Portrait of Mary McLeod Bethune, Scurlock Studio Records Archives Center
NMAH, Smithsonian Institution
Mary McLeod Bethune (1875-1955)
Bethune was a famous educator, political activist, and advisor to Franklin D. Roosevelt. She was the first African American, male or female, to run a federal agency. Bethune worked for: the National Child Welfare Commission, Commission on Home Building and Home Ownership, Special Advisor to President Franklin D. Roosevelt on Minority Affairs, Director of the Division of Negro Affairs National Youth Administration, etc. Writing in 1940, Bethune argued that political participation and democratic reform was essential to future progress for African Americans.

Photo by Afro American Newspapers/Gado/Getty Images
Ella Josephine Baker (1903-1986)
Baker was a civil and human rights activist. She is best known for her critiques of both racism in American culture and sexism in the civil rights movement of the 1960s. Baker founded the Student nonviolent Coordinating Committee (SNCC), believing that youth were underutilized in the Civil Rights Movement. She mentored future leaders such as John Lewis, Julian Bond, Diane Nash, and Stokley Carmichael.
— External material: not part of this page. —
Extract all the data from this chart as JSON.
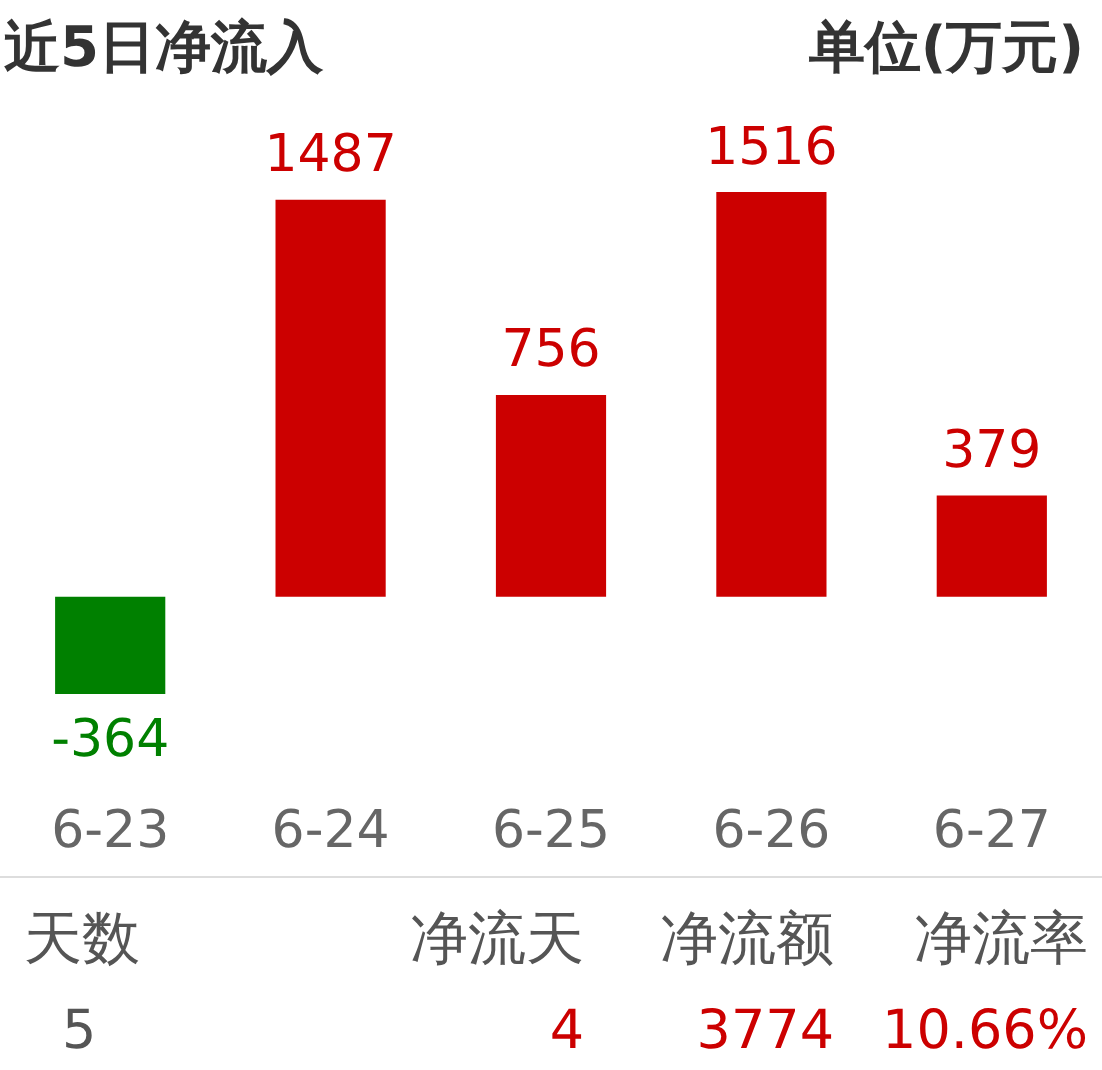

Courtesy of Oberlin College Archives
Anna Julia Cooper, Ph.D. (1858-1964)
Cooper worked throughout her life as an educator devoted to improving education for Black people. She was only the fourth Black woman in U.S. history to receive a Ph.D. Cooper believed that social progress required uplifting both women and African Americans. Cooper posited that women were oppressed all over the world. Cooper was an early Black feminist, focused on how education and uplift of Black women would be propitious for all of African Americans and society.